The Amount Of Vitamin D That Keeps You Young And Healthy

Lack of vitamin D can cause anxiety, dementia, mood swings and depression as well as obesity, heart disease, diabetes, prostate, breast and colon cancer.

Vitamin D is mainly created by the body from exposure to sunlight and it is crucial for supporting the immune system, muscles, bones and calcium absorption.

Now researchers at the Buck Institute believe vitamin D has a much larger impact on health.

Vitamin D affects genes known to influence longevity and age-related diseases.

With aging, specific proteins in the body can no longer keep their shape and function.

This will result in the accumulation of toxic proteins which the body can’t get rid of, causing a wide range of disorders such as Parkinson’s, Huntington’s and Alzheimer’s, heart disease and type 2 diabetes.

But, a study on worms suggests vitamin D can stop the accumulation of this toxins by changing the genes responsible for longevity.

Worms and mammals share similar processes, so the findings are relevant for us too.

Professor Gordon Lithgow, senior author of this study, explained:

“Vitamin D engaged with known longevity genes — it extended median lifespan by 33 percent and slowed the aging-related misfolding of hundreds of proteins in the worm.

Vitamin D3, which is converted into the active form of vitamin D, suppressed protein insolubility in the worm and prevented the toxicity caused by human beta-amyloid which is associated with Alzheimer’s disease.

Given that aging processes are thought to be similar between the worm and mammals, including humans, it makes sense that the action of vitamin D would be conserved across species as well.”

How much vitamin D is enough?

Due to disagreements amongst experts, the issue of vitamin intake is confusing.

The Institute of Medicine’s (IOM) recommends 600 International Units (IU) of vitamin D for people aged between 1 and 70 years old on a daily basis.

Their recommendation for people over 70 years old  goes up to 800 IU per day.

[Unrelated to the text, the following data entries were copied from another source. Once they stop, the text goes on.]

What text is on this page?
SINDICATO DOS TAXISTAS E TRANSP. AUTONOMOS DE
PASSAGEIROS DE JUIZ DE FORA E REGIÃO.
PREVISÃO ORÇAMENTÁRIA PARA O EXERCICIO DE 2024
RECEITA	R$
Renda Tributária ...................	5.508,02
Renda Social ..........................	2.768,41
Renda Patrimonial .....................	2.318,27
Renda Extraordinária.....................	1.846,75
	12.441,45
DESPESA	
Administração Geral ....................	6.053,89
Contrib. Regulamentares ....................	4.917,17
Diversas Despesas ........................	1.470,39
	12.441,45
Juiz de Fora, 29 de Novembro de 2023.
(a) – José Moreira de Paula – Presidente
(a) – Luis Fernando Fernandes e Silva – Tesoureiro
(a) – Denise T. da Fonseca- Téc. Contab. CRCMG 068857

But, Dr Clifford Rosen and Professor Janice Schwartz who have done years of research on vitamin D supplementation, recommend a daily intake between 800 to 1000 IU of vitamin D for adults.

Professor Schwartz  pointed out that as we age the skin’s ability to produce vitamin D from exposure to the sun reduces.

In addition, old people spend less time in the sun and are likely to have a poor diet and suffer from gastrointestinal disorders which is linked to poor absorptions of vitamin D in the body.

The study was published in Cell Reports (Mark et al., 2016).